Most, the Town that Moved: Coal, Communists and the 'Gypsy Question' in Post-War Czechoslovakia

Eagle Glassheim

Environment and History 13(2007): 447-476

As Czechoslovakia's communist planners continually increased norms for power and coal production in the 1950s through 1970s, the sprawling surface mines of the north Bohemian brown coal basin expanded voraciously, swallowing 116 villages and parts of several larger cities by 1980. Infamously, the entire historic centre of Most was obliterated in order to expose over 85 million tons of coal. Planners envisioned a new city of Most as a model of socialist modernity. Deriding Most's old town as a decaying capitalist relic, officials lauded New Most's spacious and efficient prefabricated high-rises.

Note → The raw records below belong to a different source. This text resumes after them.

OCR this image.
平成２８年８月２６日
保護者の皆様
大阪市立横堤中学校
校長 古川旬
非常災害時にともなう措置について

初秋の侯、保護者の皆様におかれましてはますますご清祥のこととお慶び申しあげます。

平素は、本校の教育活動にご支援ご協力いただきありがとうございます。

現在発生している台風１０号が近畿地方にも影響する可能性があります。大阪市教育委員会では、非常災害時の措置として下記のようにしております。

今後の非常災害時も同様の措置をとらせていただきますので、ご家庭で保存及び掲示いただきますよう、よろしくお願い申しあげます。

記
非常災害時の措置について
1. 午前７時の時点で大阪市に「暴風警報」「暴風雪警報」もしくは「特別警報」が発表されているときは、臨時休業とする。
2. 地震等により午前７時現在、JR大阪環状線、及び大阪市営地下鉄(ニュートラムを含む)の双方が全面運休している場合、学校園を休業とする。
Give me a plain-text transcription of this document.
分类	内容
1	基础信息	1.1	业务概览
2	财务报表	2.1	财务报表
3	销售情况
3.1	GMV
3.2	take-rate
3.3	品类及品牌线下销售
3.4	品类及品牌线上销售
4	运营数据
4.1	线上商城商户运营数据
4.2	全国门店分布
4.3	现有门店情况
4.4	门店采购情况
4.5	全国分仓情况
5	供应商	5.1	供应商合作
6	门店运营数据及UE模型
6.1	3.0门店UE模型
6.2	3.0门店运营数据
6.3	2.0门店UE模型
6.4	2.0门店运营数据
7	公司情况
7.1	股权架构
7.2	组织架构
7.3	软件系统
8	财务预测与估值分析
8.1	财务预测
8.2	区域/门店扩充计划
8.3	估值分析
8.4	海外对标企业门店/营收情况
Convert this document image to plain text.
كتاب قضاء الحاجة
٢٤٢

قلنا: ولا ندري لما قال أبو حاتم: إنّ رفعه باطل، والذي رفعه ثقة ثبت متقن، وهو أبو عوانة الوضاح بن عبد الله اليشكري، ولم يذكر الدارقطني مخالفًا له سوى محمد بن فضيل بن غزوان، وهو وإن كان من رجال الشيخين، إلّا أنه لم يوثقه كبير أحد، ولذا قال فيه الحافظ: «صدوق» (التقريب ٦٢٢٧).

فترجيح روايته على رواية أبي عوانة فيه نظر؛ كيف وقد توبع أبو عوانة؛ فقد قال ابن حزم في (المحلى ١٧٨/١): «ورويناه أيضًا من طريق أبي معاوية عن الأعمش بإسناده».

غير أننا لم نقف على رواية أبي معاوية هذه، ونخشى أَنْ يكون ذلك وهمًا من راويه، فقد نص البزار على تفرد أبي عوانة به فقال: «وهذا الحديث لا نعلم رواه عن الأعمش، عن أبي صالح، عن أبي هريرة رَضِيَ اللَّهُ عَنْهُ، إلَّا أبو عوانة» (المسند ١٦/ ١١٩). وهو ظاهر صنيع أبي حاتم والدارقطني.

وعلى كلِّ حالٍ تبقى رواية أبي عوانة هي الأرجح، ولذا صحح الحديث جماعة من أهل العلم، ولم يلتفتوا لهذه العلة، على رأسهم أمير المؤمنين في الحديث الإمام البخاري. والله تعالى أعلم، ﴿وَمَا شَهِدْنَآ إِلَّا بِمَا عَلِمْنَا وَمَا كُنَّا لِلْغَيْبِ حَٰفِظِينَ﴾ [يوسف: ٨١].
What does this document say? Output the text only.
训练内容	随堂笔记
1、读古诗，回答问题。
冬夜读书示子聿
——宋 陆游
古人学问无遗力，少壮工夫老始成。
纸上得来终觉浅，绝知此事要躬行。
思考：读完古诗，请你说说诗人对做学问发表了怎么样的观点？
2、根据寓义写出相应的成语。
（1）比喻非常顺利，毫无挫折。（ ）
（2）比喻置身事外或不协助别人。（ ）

Adding to the contrast, the majority of Old Most's remaining inhabitants by 1970 were Roma (Gypsies). For communists, the Roma evoked an old order of segregation, class oppression and bad hygiene. By relocating Roma to modern housing, they could 'liquidate once and for all the Gypsy problem'. This article examines the rhetorics of modernity employed as communists sought to 'solve' intertwined coal, gypsy and housing 'problems' in the city of Most. At the crossroads of several related modernising projects in the twentieth century, Most provides insight into connections between ethnic cleansing, social and environmental engineering and urban planning.